Con loro non a caso ho scelto di leggere il romanzo “La guerra dei like” che sin dal titolo riproduce una parola chiave del mondo giovanile e dei social, Instagram ne è un esempio, che rendono possibile l’associazione di un’immagine all’identità. Il commento positivo degli altri a tale immagine, espresso attraverso il like, (ossia: mi piace), definisce il valore di un soggetto.
Per un adulto ignorare il significato della parola like significa estromettere un universo relazionale in cui il giovane si riconosce, si confronta e cresce. Infatti, su Instagram, attraverso le immagini, i ragazzi narrano la loro storia, l’idea che hanno di sé, imitano gli altri, si fanno notare, proseguono conversazioni che hanno avuto incontrandosi nella realtà. Nella loro vita realtà e virtuale si fondono, al punto che non è possibile delinearne nettamente i confini.
Le loro modalità espressive sono molto sintetiche perché fanno riferimento ad un contesto semantico, quello virtuale, che noi ignoriamo ma che loro intuiscono immediatamente. Esse sono sintetiche in quanto riproducono la tendenza espressiva culturale di canali comunicativi come le canzoni giovanili, le video clip, i giochi online e la comunicazione mediata dal computer da cui deriva l’uso di abbreviare segmenti di parole o parole intere (xché: invece di perché) – (dgt: per da dove digiti?) o di aggiungere faccine (emoticons).
Sapete ad esempio che cosa vuol dire la parola “cringe”? Per la prima volta io l’ho sentita pronunciare da mia figlia che ha 12 anni, e lei stessa me ne ha svelato il significato: letteralmente significa “imbarazzante”. Questa espressione è molto usata dai giovani, il cui successo è dovuto principalmente al web. Il termine è infatti utilizzato dai più giovani per commentare video e immagini imbarazzanti da quando, tra il 2015 e il 2016, sono diventati molto noti alcuni video intitolati “Try not to cringe” - letteralmente “prova a non cringiare” - che mostrano scene ridicole e imbarazzanti. Su Tik Tok, all’hashtag #cringe sono associate 6,5 miliardi di visualizzazioni, su Instagram 23,3 milioni.

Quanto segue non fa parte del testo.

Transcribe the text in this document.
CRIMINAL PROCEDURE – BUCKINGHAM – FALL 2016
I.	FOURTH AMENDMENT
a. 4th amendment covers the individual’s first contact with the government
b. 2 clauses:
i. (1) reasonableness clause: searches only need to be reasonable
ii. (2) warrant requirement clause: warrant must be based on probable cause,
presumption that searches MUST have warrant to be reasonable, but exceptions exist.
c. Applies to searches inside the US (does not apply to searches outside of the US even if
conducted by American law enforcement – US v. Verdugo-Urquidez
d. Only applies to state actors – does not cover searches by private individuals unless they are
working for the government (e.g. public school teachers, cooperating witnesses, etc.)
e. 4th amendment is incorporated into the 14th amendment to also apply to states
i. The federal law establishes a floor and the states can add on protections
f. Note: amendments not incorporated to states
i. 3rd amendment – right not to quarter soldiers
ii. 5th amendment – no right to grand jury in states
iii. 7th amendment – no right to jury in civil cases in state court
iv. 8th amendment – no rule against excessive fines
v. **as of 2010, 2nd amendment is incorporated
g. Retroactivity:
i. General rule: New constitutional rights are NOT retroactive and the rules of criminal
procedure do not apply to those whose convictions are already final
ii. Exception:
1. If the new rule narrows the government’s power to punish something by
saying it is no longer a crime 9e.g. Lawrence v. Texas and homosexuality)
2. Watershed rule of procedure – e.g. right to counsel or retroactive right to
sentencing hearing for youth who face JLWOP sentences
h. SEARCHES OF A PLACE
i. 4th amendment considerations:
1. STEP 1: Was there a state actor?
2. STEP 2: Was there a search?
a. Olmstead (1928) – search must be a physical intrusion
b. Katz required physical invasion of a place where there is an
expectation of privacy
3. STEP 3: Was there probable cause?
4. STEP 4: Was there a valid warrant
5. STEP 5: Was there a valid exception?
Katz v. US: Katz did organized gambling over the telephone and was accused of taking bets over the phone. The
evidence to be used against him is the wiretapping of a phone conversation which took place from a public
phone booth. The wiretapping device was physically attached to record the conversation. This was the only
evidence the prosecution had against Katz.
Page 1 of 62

In questo contesto di impoverimento lessicale nel mondo degli adolescenti appare chiaro come l’uso del linguaggio corporale acquisti maggiore rilevanza, quando le parole sono scarse. Infatti, quando comunicano tra loro, i ragazzi usano solitamente saluti, gesti e espressioni facciali per trasmettere il loro messaggio all’interlocutore, senza la necessità di parlare o scrivere. Ad esempio, quando i giovani si salutano “si danno il cinque” battendo i palmi delle mani in varie maniere, non dicono buongiorno o buonasera, ma: salve, hi! o ciao che apre le email ed anche le conversazioni telefoniche.
Per chi volesse conoscere l’universo del linguaggio giovanile proporrei la lettura del libro-glossario “Bella ci. Piccolo glossario di una lingua sbalconata!” a cura degli studenti di “Scienze della Comunicazione, Informazione, Marketing” dell’Università LUMSA di Roma che raccoglie e definisce parole, locuzioni e modi di dire del linguaggio giovanile corrente, una fonte di prima mano per conoscere meglio modelli di riferimento condivisi, mode e gusti (la musica, la rete, i social media, la tv, la pubblicità, i videogiochi) delle classi generazionali più giovani, anche se il vero campo di battaglia restano sempre il nostro ascolto e la nostra volontà di comprendere il modo in cui gli adolescenti si raccontano.
Queste alcune parole più ricorrenti nel linguaggio giovanile riportate nel glossario "Bella ci! Piccolo glossario di una lingua sbalconata"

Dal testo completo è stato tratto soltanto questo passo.